As the Anthropocene unfolds, many slow-motion disasters are producing more, and more intense, acute disasters, from extreme weather to epidemics. These arise from the cumulative personal lives of 7.7 billion humans, with risks highly unequally distributed. In this talk, I show that attention to grassroots creativity that makes responsibility for risk and risk governance personal can enhance communities’ capacity to live well with risk. Technologies of participation that support crisis informatics, citizen science, and collective intelligence, for example around environmental monitoring, can join with efforts of personalisation. By delineating hopeful projects that develop technologies of humility, we can widen the scope for innovation and raise the bar of ambition for personalised and context-driven computing to support radically reflexive resilience.
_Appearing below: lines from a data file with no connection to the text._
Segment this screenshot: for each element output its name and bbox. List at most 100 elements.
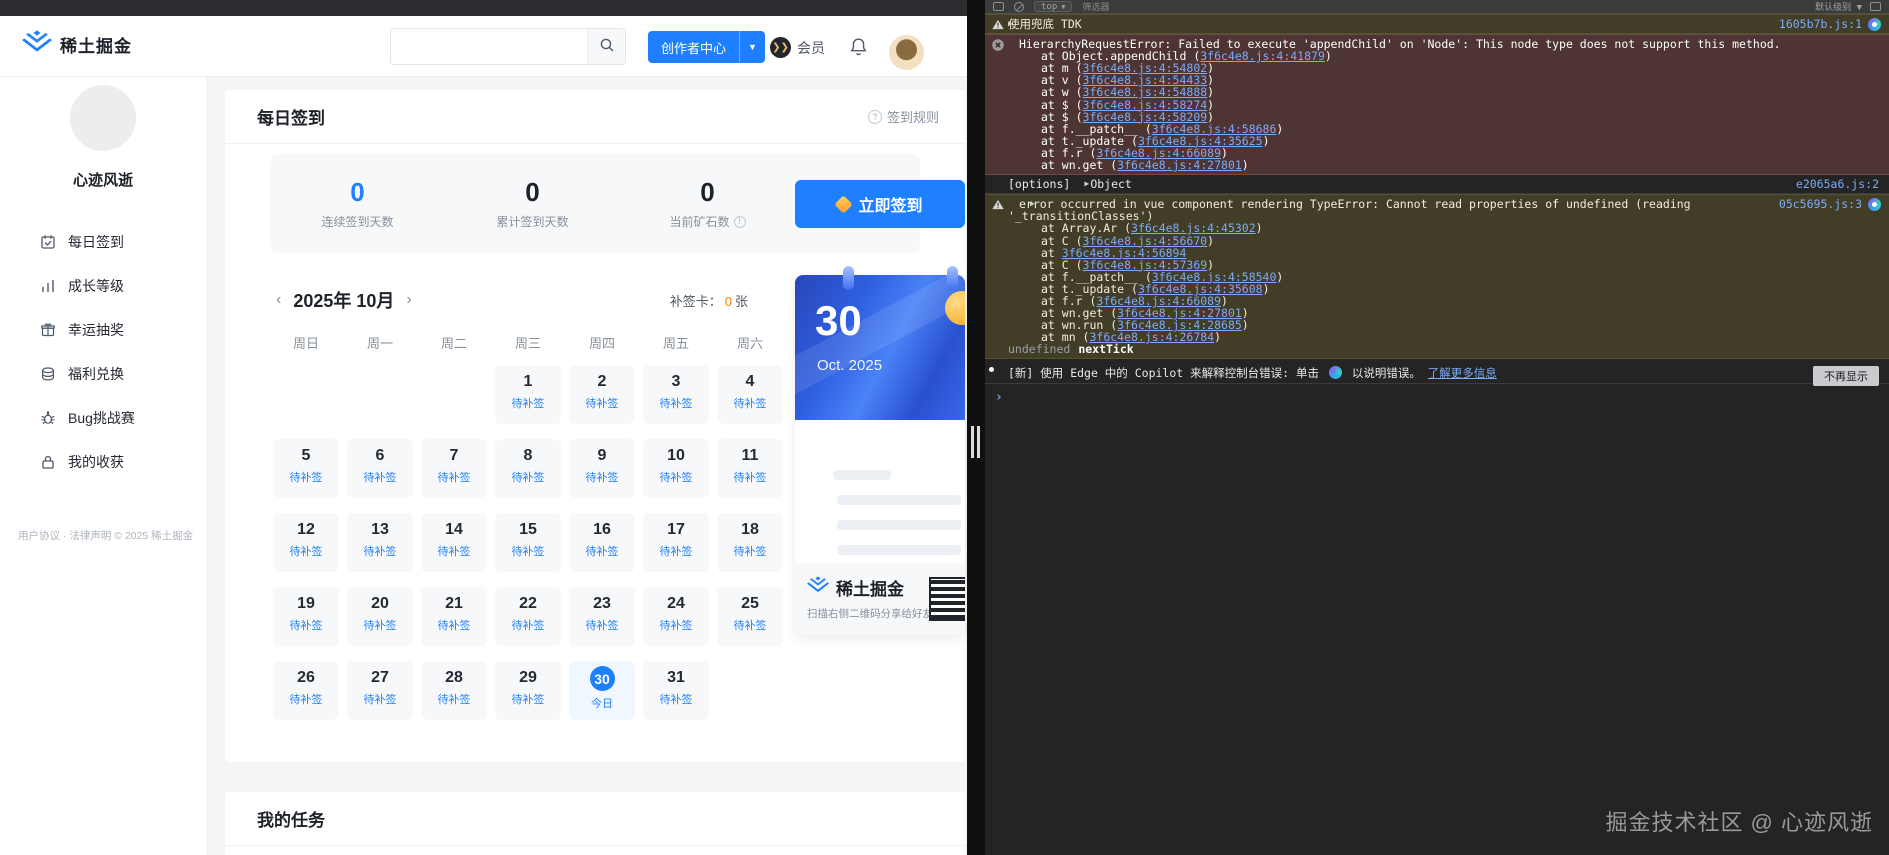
object-preview[interactable]: Object bbox=[1090, 177, 1132, 191]
calendar-day-cell[interactable]: 6 待补签 bbox=[347, 439, 413, 498]
sidebar-item-幸运抽奖[interactable]: 幸运抽奖 bbox=[0, 308, 206, 352]
today-day-number: 30 bbox=[590, 666, 615, 691]
day-number: 16 bbox=[569, 521, 635, 539]
console-source-link[interactable]: 05c5695.js:3 bbox=[1779, 198, 1862, 210]
weekday-label: 周六 bbox=[717, 333, 783, 352]
console-source-link[interactable]: 1605b7b.js:1 bbox=[1779, 18, 1862, 30]
sidebar-item-Bug挑战赛[interactable]: Bug挑战赛 bbox=[0, 396, 206, 440]
makeup-card-unit: 张 bbox=[735, 294, 748, 309]
learn-more-link[interactable]: 了解更多信息 bbox=[1428, 366, 1497, 380]
sidebar-footer-links[interactable]: 用户协议 · 法律声明 © 2025 稀土掘金 bbox=[18, 528, 196, 543]
log-level-selector[interactable]: 默认级别 ▼ bbox=[1815, 0, 1862, 13]
calendar-day-cell[interactable]: 22待补签 bbox=[495, 587, 561, 646]
signin-stat: 0累计签到天数 bbox=[445, 177, 620, 230]
day-status-label: 待补签 bbox=[495, 469, 561, 485]
copilot-explain-icon[interactable] bbox=[1868, 18, 1881, 31]
devtools-console-pane: top ▼ 筛选器 默认级别 ▼ ▶使用兜底 TDK1605b7b.js:1Hi… bbox=[985, 0, 1889, 855]
day-number: 3 bbox=[643, 373, 709, 391]
creator-center-label[interactable]: 创作者中心 bbox=[648, 31, 739, 63]
stack-frame-text: ) bbox=[1214, 330, 1221, 344]
expand-arrow-icon[interactable]: ▶ bbox=[1084, 178, 1089, 190]
creator-center-dropdown[interactable]: ▼ bbox=[739, 31, 765, 63]
calendar-day-today[interactable]: 30今日 bbox=[569, 661, 635, 720]
day-number: 1 bbox=[495, 373, 561, 391]
search-button[interactable] bbox=[587, 29, 625, 64]
juejin-logo[interactable]: 稀土掘金 bbox=[22, 30, 132, 59]
sidebar-item-每日签到[interactable]: 每日签到 bbox=[0, 220, 206, 264]
sidebar-item-label: Bug挑战赛 bbox=[68, 408, 135, 428]
calendar-day-cell[interactable]: 7待补签 bbox=[421, 439, 487, 498]
calendar-day-cell[interactable]: 9待补签 bbox=[569, 439, 635, 498]
calendar-day-cell[interactable]: 23待补签 bbox=[569, 587, 635, 646]
signin-now-button[interactable]: 立即签到 bbox=[795, 180, 965, 228]
calendar-day-cell[interactable]: 3待补签 bbox=[643, 365, 709, 424]
calendar-day-cell[interactable]: 12待补签 bbox=[273, 513, 339, 572]
settings-icon[interactable] bbox=[1870, 2, 1881, 11]
weekday-label: 周日 bbox=[273, 333, 339, 352]
calendar-empty-cell bbox=[273, 365, 339, 424]
calendar-day-cell[interactable]: 8待补签 bbox=[495, 439, 561, 498]
day-status-label: 待补签 bbox=[495, 543, 561, 559]
next-tick-label: nextTick bbox=[1078, 342, 1133, 356]
stat-label: 连续签到天数 bbox=[270, 213, 445, 230]
console-prompt[interactable]: › bbox=[985, 384, 1889, 404]
calendar-day-cell[interactable]: 29待补签 bbox=[495, 661, 561, 720]
calendar-day-cell[interactable]: 19待补签 bbox=[273, 587, 339, 646]
sidebar-item-我的收获[interactable]: 我的收获 bbox=[0, 440, 206, 484]
calendar-day-cell[interactable]: 17待补签 bbox=[643, 513, 709, 572]
calendar-day-cell[interactable]: 4待补签 bbox=[717, 365, 783, 424]
expand-arrow-icon[interactable]: ▶ bbox=[1008, 18, 1013, 30]
sidebar-item-成长等级[interactable]: 成长等级 bbox=[0, 264, 206, 308]
day-number: 27 bbox=[347, 669, 413, 687]
user-avatar[interactable] bbox=[889, 35, 924, 70]
console-warning-entry: ▶使用兜底 TDK1605b7b.js:1 bbox=[985, 14, 1889, 34]
calendar-prev-icon[interactable]: ‹ bbox=[270, 291, 287, 309]
source-file-link[interactable]: 3f6c4e8.js:4:27801 bbox=[1117, 158, 1242, 172]
calendar-day-cell[interactable]: 13待补签 bbox=[347, 513, 413, 572]
expand-arrow-icon[interactable]: ▶ bbox=[1019, 198, 1035, 210]
calendar-day-cell[interactable]: 24待补签 bbox=[643, 587, 709, 646]
calendar-next-icon[interactable]: › bbox=[400, 291, 417, 309]
clear-console-icon[interactable] bbox=[1014, 2, 1024, 12]
day-number: 21 bbox=[421, 595, 487, 613]
calendar-day-cell[interactable]: 18待补签 bbox=[717, 513, 783, 572]
day-status-label: 待补签 bbox=[347, 469, 413, 485]
search-input[interactable] bbox=[391, 29, 587, 64]
stack-frame-text: ) bbox=[1263, 282, 1270, 296]
console-source-link[interactable]: e2065a6.js:2 bbox=[1796, 178, 1879, 190]
copilot-explain-icon[interactable] bbox=[1329, 366, 1342, 379]
calendar-day-cell[interactable]: 27待补签 bbox=[347, 661, 413, 720]
filter-input[interactable]: 筛选器 bbox=[1082, 0, 1109, 13]
notification-bell-icon[interactable] bbox=[849, 37, 868, 62]
calendar-day-cell[interactable]: 16待补签 bbox=[569, 513, 635, 572]
weekday-label: 周二 bbox=[421, 333, 487, 352]
context-selector[interactable]: top ▼ bbox=[1034, 1, 1072, 12]
splitter-drag-handle[interactable] bbox=[971, 426, 980, 458]
warning-triangle-icon bbox=[992, 19, 1004, 32]
calendar-day-cell[interactable]: 20待补签 bbox=[347, 587, 413, 646]
warning-tail-line: undefinednextTick bbox=[1008, 343, 1881, 355]
sidebar-item-福利兑换[interactable]: 福利兑换 bbox=[0, 352, 206, 396]
calendar-day-cell[interactable]: 31待补签 bbox=[643, 661, 709, 720]
calendar-day-cell[interactable]: 1待补签 bbox=[495, 365, 561, 424]
calendar-day-cell[interactable]: 15待补签 bbox=[495, 513, 561, 572]
signin-rules-link[interactable]: ? 签到规则 bbox=[868, 107, 939, 126]
console-panel-icon[interactable] bbox=[993, 2, 1004, 11]
juejin-logo-icon bbox=[22, 30, 52, 59]
calendar-day-cell[interactable]: 5待补签 bbox=[273, 439, 339, 498]
calendar-day-cell[interactable]: 2待补签 bbox=[569, 365, 635, 424]
member-link[interactable]: ❯❯ 会员 bbox=[770, 37, 825, 58]
log-label-text: [options] bbox=[1008, 177, 1070, 191]
calendar-day-cell[interactable]: 10待补签 bbox=[643, 439, 709, 498]
day-number: 6 bbox=[347, 447, 413, 465]
placeholder-bar bbox=[837, 545, 961, 555]
info-circle-icon[interactable]: ! bbox=[734, 216, 746, 228]
profile-avatar[interactable] bbox=[70, 85, 136, 151]
calendar-day-cell[interactable]: 14待补签 bbox=[421, 513, 487, 572]
calendar-day-cell[interactable]: 21待补签 bbox=[421, 587, 487, 646]
calendar-day-cell[interactable]: 11待补签 bbox=[717, 439, 783, 498]
calendar-day-cell[interactable]: 28待补签 bbox=[421, 661, 487, 720]
source-file-link[interactable]: 3f6c4e8.js:4:41879 bbox=[1200, 49, 1325, 63]
calendar-day-cell[interactable]: 25待补签 bbox=[717, 587, 783, 646]
calendar-day-cell[interactable]: 26待补签 bbox=[273, 661, 339, 720]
Lixiong will present a paper jointly authored with Monika Buscher and Yang Hu:
On Liquid Ground: Contesting facts and responsibilities on Weibo during the Shouguang Flood
As one of the most well-known social media platforms in China, Weibo provides an online public sphere. During the 2018 Shouguang flood, many people who were affected converged on the platformto discuss thedisaster. The government – the highest emergency management authority – was accused of using censorship and other measures to suppress the coverage of the disaster. Based on an analysis of 34 qualitative interviews with Weibo users, of which nine directly address the Shouguang floods, this paper examines how three major actors contested facts and responsibilities during the disaster. Focusing on the state-censored, market-moderated social media context in China, our ongoing study provides new insights into a universal challenge of managing diverging interpretations and expectations in risk communication. We show that the establishing and framing of facts is inherently ethical and political. Time, time-space compression, liability and scales of risk responsibility emerge as critical points of friction. We draw on theories of risk governance, public discourse, computer supported collaborative work, and media studies for analysis and to articulate avenues for design.